As a teacher and counselor in a school that encourages technology use through its 1:1 laptop program, and open mobile policy, I often feel the undue pressure (mostly from students) to leverage a sizable variety of apps in my practice. In fact, when I presented a poster at the 2014 International Society for Technology in Education (ISTE) conference in Atlanta, GA, the number one piece of criticism I received was that I did not show my “app list”. I had found some success using tools such as Socrative, Edmodo, Storybird, and Haiku, but ultimately, I did not really have an extensive “list”. What I did have was collection of student feedback regarding their use of apps in my classes. After some initial creative engagement and bolstering of my ability to manage student assignments effectively, I found that I was losing a great opportunity to build technical skills by continuing to throw new apps at my students.

So, despite the call for more apps, I decided to go opposite and get rid of nearly all of the apps that I had been using. I focused on a core handful that I thought would be most applicable to my students’ futures; apps that would help build skills that could cross disciplines, and that students could use well into their life post high school. I then decided to become personally well-versed in these apps with the goal of creating mastery amongst my students. I eventually settled on 7 apps and 3 pieces of hardware to roundout my collection: Google Drive Suite, Google Earth, iMovie, GarageBand, Pages, Vimeo, student Smartphones, Yeti Microphones, and laptops through our school’s 1:1 program.

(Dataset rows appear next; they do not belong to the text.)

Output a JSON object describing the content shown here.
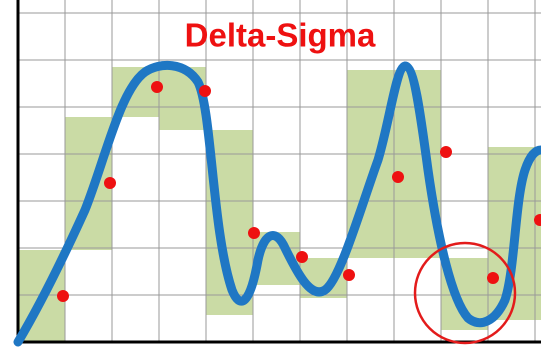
{
  "header": {
    "title": "Delta-Sigma"
  }
}
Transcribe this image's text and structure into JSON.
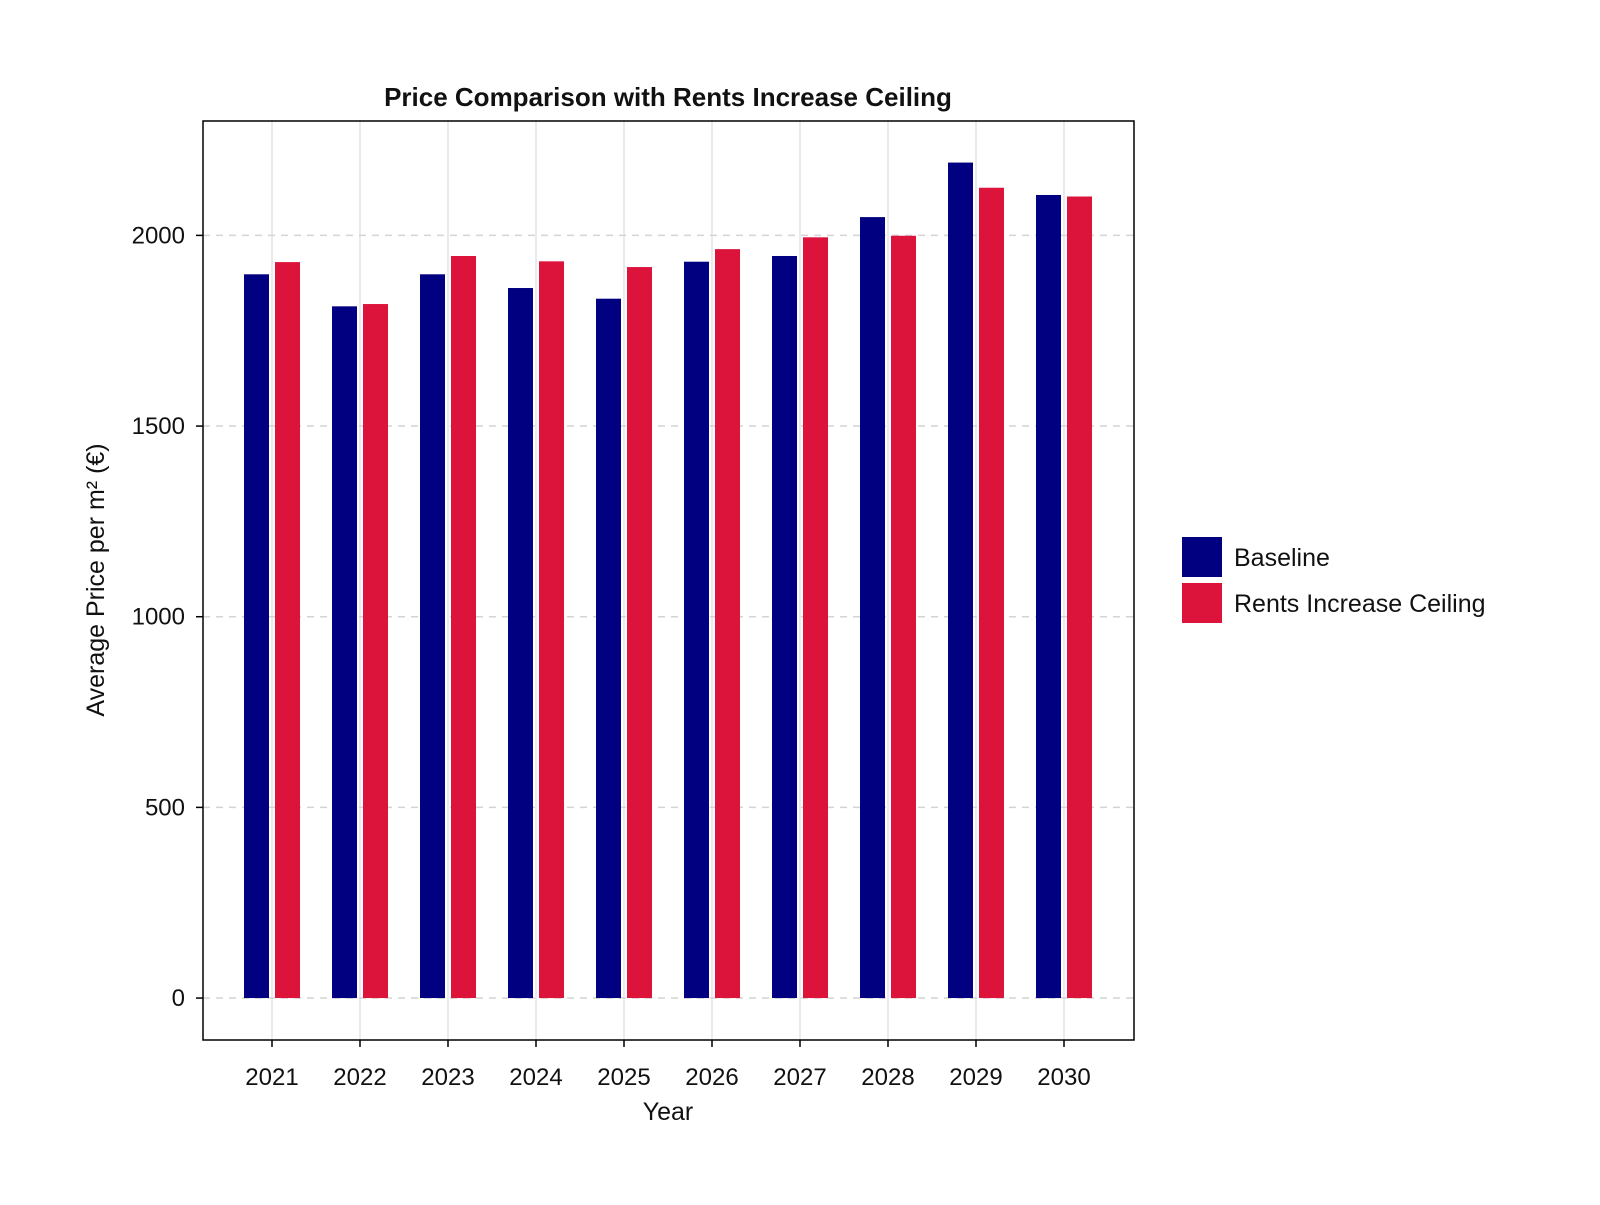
{
  "chart_data": {
    "type": "bar",
    "title": "Price Comparison with Rents Increase Ceiling",
    "xlabel": "Year",
    "ylabel": "Average Price per m² (€)",
    "categories": [
      "2021",
      "2022",
      "2023",
      "2024",
      "2025",
      "2026",
      "2027",
      "2028",
      "2029",
      "2030"
    ],
    "series": [
      {
        "name": "Baseline",
        "color": "#000080",
        "values": [
          1898,
          1814,
          1898,
          1862,
          1834,
          1931,
          1946,
          2048,
          2191,
          2106
        ]
      },
      {
        "name": "Rents Increase Ceiling",
        "color": "#dc143c",
        "values": [
          1930,
          1820,
          1946,
          1932,
          1917,
          1964,
          1995,
          1999,
          2125,
          2102
        ]
      }
    ],
    "ylim": [
      -110,
      2300
    ],
    "yticks": [
      0,
      500,
      1000,
      1500,
      2000
    ],
    "ytick_labels": [
      "0",
      "500",
      "1000",
      "1500",
      "2000"
    ],
    "grid": {
      "x": true,
      "y": true,
      "y_style": "dashed"
    },
    "legend": {
      "position": "right"
    }
  }
}
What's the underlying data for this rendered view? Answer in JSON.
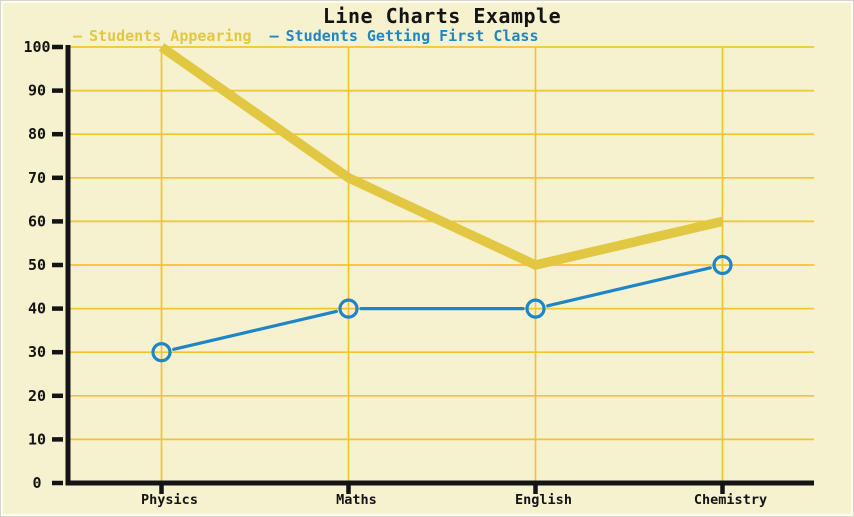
{
  "title": "Line Charts Example",
  "colors": {
    "background": "#f6f2d0",
    "grid": "#f4c430",
    "axis": "#141414",
    "text": "#141414",
    "series_appearing": "#e2c743",
    "series_first_class": "#1e86c6"
  },
  "legend": [
    {
      "dash": "—",
      "label": "Students Appearing",
      "color": "#e2c743"
    },
    {
      "dash": "—",
      "label": "Students Getting First Class",
      "color": "#1e86c6"
    }
  ],
  "chart_data": {
    "type": "line",
    "title": "Line Charts Example",
    "xlabel": "",
    "ylabel": "",
    "categories": [
      "Physics",
      "Maths",
      "English",
      "Chemistry"
    ],
    "series": [
      {
        "name": "Students Appearing",
        "values": [
          100,
          70,
          50,
          60
        ],
        "color": "#e2c743",
        "stroke_width": 9.5,
        "marker": "none"
      },
      {
        "name": "Students Getting First Class",
        "values": [
          30,
          40,
          40,
          50
        ],
        "color": "#1e86c6",
        "stroke_width": 3.2,
        "marker": "open-circle"
      }
    ],
    "y_ticks": [
      0,
      10,
      20,
      30,
      40,
      50,
      60,
      70,
      80,
      90,
      100
    ],
    "ylim": [
      0,
      100
    ],
    "grid": true,
    "legend_position": "top-left"
  }
}
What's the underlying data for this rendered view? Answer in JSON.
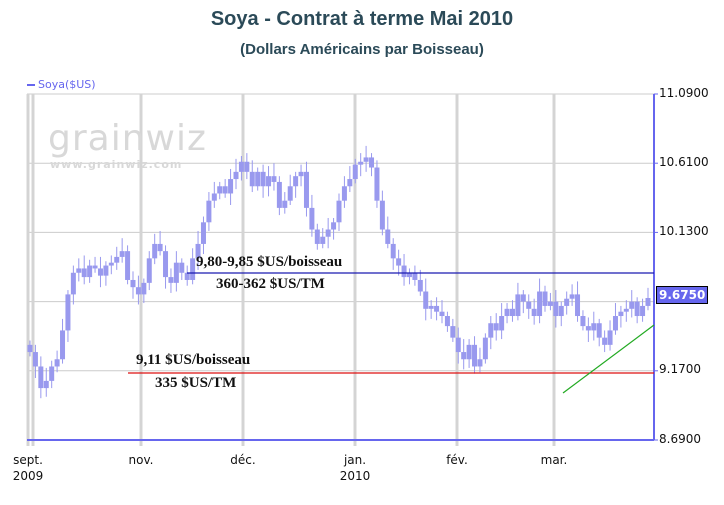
{
  "header": {
    "title": "Soya - Contrat à terme Mai 2010",
    "subtitle": "(Dollars Américains par Boisseau)"
  },
  "legend": {
    "label": "Soya($US)",
    "color": "#6666ee"
  },
  "watermark": {
    "logo": "grainwiz",
    "url": "www.grainwiz.com"
  },
  "last_price": "9.6750",
  "annotations": {
    "resistance_line1": "9,80-9,85 $US/boisseau",
    "resistance_line2": "360-362 $US/TM",
    "support_line1": "9,11 $US/boisseau",
    "support_line2": "335 $US/TM"
  },
  "colors": {
    "candle": "#9999ee",
    "axis": "#6666ee",
    "resistance": "#1a1ab0",
    "support": "#dd1111",
    "trend": "#22aa22",
    "grid": "#cccccc"
  },
  "chart_data": {
    "type": "candlestick",
    "title": "Soya - Contrat à terme Mai 2010",
    "subtitle": "(Dollars Américains par Boisseau)",
    "xlabel": "",
    "ylabel": "",
    "series_name": "Soya($US)",
    "y_axis_position": "right",
    "ylim": [
      8.69,
      11.09
    ],
    "yticks": [
      "11.0900",
      "10.6100",
      "10.1300",
      "9.1700",
      "8.6900"
    ],
    "xticks": [
      {
        "label": "sept.",
        "sub": "2009"
      },
      {
        "label": "nov.",
        "sub": ""
      },
      {
        "label": "déc.",
        "sub": ""
      },
      {
        "label": "jan.",
        "sub": "2010"
      },
      {
        "label": "fév.",
        "sub": ""
      },
      {
        "label": "mar.",
        "sub": ""
      }
    ],
    "grid": true,
    "last_value": 9.675,
    "horizontal_lines": [
      {
        "name": "resistance",
        "value": 9.82,
        "label": "9,80-9,85 $US/boisseau / 360-362 $US/TM",
        "color": "#1a1ab0"
      },
      {
        "name": "support",
        "value": 9.15,
        "label": "9,11 $US/boisseau / 335 $US/TM",
        "color": "#dd1111"
      }
    ],
    "trend_line": {
      "color": "#22aa22",
      "from": {
        "x": "early mar.",
        "y": 9.04
      },
      "to": {
        "x": "end mar.",
        "y": 9.52
      }
    },
    "approx_closes": [
      9.3,
      9.2,
      9.05,
      9.1,
      9.2,
      9.25,
      9.45,
      9.7,
      9.85,
      9.88,
      9.82,
      9.9,
      9.88,
      9.83,
      9.9,
      9.92,
      9.96,
      10.0,
      9.8,
      9.75,
      9.7,
      9.78,
      9.95,
      10.05,
      10.0,
      9.82,
      9.78,
      9.92,
      9.85,
      9.8,
      9.95,
      10.05,
      10.2,
      10.35,
      10.4,
      10.45,
      10.4,
      10.5,
      10.55,
      10.62,
      10.55,
      10.45,
      10.55,
      10.45,
      10.52,
      10.48,
      10.3,
      10.35,
      10.45,
      10.52,
      10.55,
      10.3,
      10.15,
      10.05,
      10.1,
      10.15,
      10.2,
      10.35,
      10.45,
      10.5,
      10.6,
      10.62,
      10.65,
      10.58,
      10.35,
      10.15,
      10.05,
      9.95,
      9.9,
      9.82,
      9.85,
      9.8,
      9.72,
      9.6,
      9.62,
      9.58,
      9.55,
      9.48,
      9.4,
      9.3,
      9.25,
      9.35,
      9.2,
      9.25,
      9.4,
      9.5,
      9.45,
      9.55,
      9.6,
      9.55,
      9.7,
      9.65,
      9.6,
      9.55,
      9.72,
      9.62,
      9.65,
      9.55,
      9.62,
      9.67,
      9.7,
      9.55,
      9.48,
      9.45,
      9.5,
      9.4,
      9.35,
      9.45,
      9.55,
      9.58,
      9.6,
      9.65,
      9.55,
      9.62,
      9.675
    ]
  }
}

These 10 pieces of tech would drive my output options for students, in which I would ask them to demonstrate sufficient mastery over the select few they found to fit their creative needs. I did not make any changes to my enduring understandings, or content selection, but augmented my instruction to include some sessions that involved each of the pieces of tech. I pushed myself to record podcasts, create maps using Google Earth (instead of paper), video record lesson intros using my smartphone and iMovie, and use Google Drive to facilitate notetaking and collaboration. By pushing my boundaries, I also modeled for students the possibilities that are available if a person has some interest, creativity, and a bit of tech-know-how.

Most importantly, however, by limiting their use of apps I asked students to consistently practice skills with a core group of productive, perpetually useful, and applicable pieces of technology. By the end of the school year, students were producing high quality video, high quality audio, collaborative project guides, posters, brochures, interviews, and much more. Moreover, their engagement was amplified by their sense of expertise.

As you consider your use of technology in this fall’s classroom, also consider the goals you have for your students’ futures. While the use of apps can offer a short-term solution for engagement, the true engagement is in building student mastery.